Губы Кристоффа скользнули по пурпурно-красным отметинам на моей руке. «Я думаю, ты самая сильная женщина, которую я когда-либо встречал».
Он ошибался. Очень неправильно, но я не стал его поправлять.
Мои глаза остановились на сложенных руках, молясь. Вот только я не молился за него. Я не плакала. Я бы не пропустил его.
Я молился за своих дочерей. Я молился за себя. Чтобы не попасть в тюрьму.
Вдалеке звонили церковные колокола. Всхлипы и крики наполняли прохладный воздух, пахнувший цветами и смертью. И все это время мое сердце чувствовало облегчение. Чертово облегчение.
Голос священника говорил о месте упокоения и вечном мире. Я стояла в своем черном платье, черной шляпе от солнца и темных очках, скрывающих синяки. Со сломанной рукой и сложенными в молитве руками я молился, чтобы он горел в аду. Именно здесь и принадлежало жестокому ублюдку.
«Повторяйте за мной», — читал священник.
Вибрации сотен голосов, похожие на фон белого шума, все скандировали, желая Джеку вечного мира. Мои губы не шевелились. Я пожелал ему вечного ада.
Мы предаем это тело земле. Земля к земле. Пепел к пеплу. Пыль к пыли.
Пустота. Это было все, что я чувствовал. У меня не осталось ничего, кроме моих девочек. Страх сдавил меня, и моя грудь сжалась от боли. У меня дрожали руки и тряслась душа. Я молилась Богу - не забрать моих девочек. Для них, если не для меня.
Соболезнования пришли. Я едва ответил им кратким кивком, и мой взгляд остановился на гробе Джека в земле. Верх его был покрыт красными розами, напоминая мне о крови на моих руках.

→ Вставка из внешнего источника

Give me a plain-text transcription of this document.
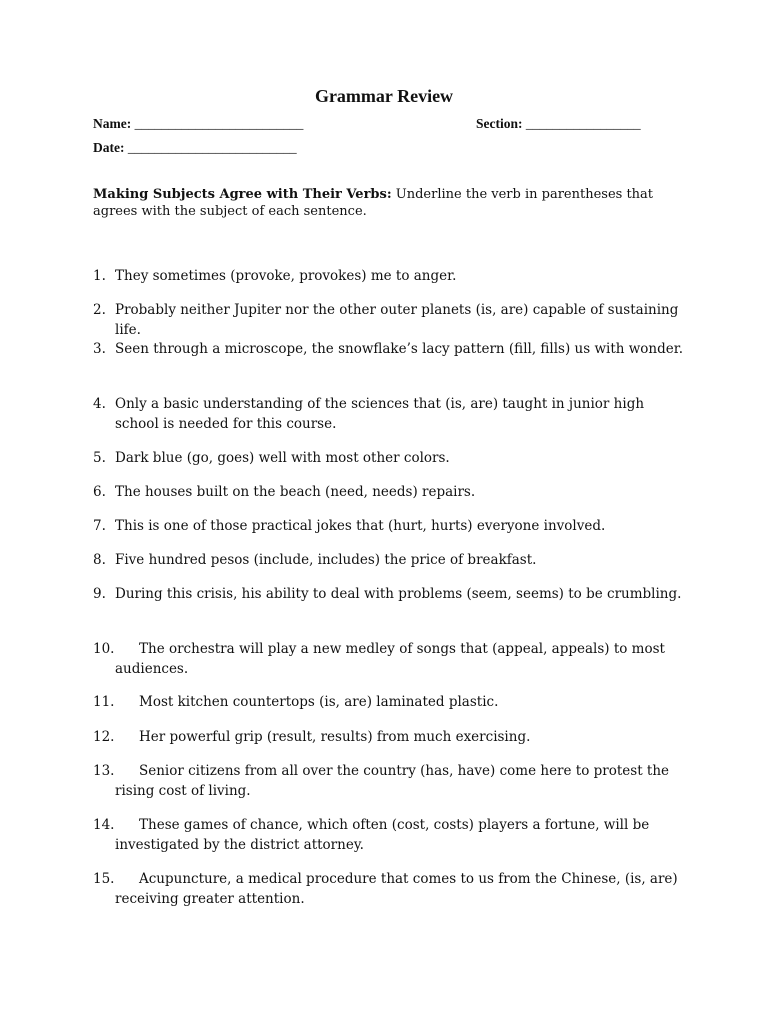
Grammar Review
Name: _________________________	Section: _________________
Date: _________________________
Making Subjects Agree with Their Verbs: Underline the verb in parentheses that agrees with the subject of each sentence.
1. They sometimes (provoke, provokes) me to anger.
2. Probably neither Jupiter nor the other outer planets (is, are) capable of sustaining life.
3. Seen through a microscope, the snowflake’s lacy pattern (fill, fills) us with wonder.
4. Only a basic understanding of the sciences that (is, are) taught in junior high school is needed for this course.
5. Dark blue (go, goes) well with most other colors.
6. The houses built on the beach (need, needs) repairs.
7. This is one of those practical jokes that (hurt, hurts) everyone involved.
8. Five hundred pesos (include, includes) the price of breakfast.
9. During this crisis, his ability to deal with problems (seem, seems) to be crumbling.
10.	The orchestra will play a new medley of songs that (appeal, appeals) to most audiences.
11.	Most kitchen countertops (is, are) laminated plastic.
12.	Her powerful grip (result, results) from much exercising.
13.	Senior citizens from all over the country (has, have) come here to protest the rising cost of living.
14.	These games of chance, which often (cost, costs) players a fortune, will be investigated by the district attorney.
15.	Acupuncture, a medical procedure that comes to us from the Chinese, (is, are) receiving greater attention.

Моя жизнь. Мой грех. Мой секрет.
Все ушли. Я остался. Тень человека, которым я был раньше. Это была вина Джека. Это было мое.
Прогремел гром, и мои глаза метнулись к серому небу. За каплей дождя последовала еще одна. И еще. Я задавался вопросом, был ли это способ Бога сказать мне, что Он смоет мой грех. Или, может быть, всемогущий Господь был разочарован моим падением с благодати.
Мое платье медленно промокало, рука пульсировала. Это была долгожданная простуда. Это была желанная боль.
«Мама, тебе грустно?» Голос Сирши оттянул меня назад. Мой взгляд опустился на двоих моих младших в одинаковых черных платьях, держащихся за руки. Сьерра не знала, что происходит. Сирша тоже. — Хочешь обнять? добавила она.
Я проглотил комок в горле. Медленно мои глаза нашли мою старшую дочь, ее лицо было залито слезами. Именно тогда по моей щеке скатилась первая слеза, ее соленость жгла. Точно так же, как эта боль в моем сердце. Для нее.
— Конечно, — выдавил я. «Мне бы хотелось обняться».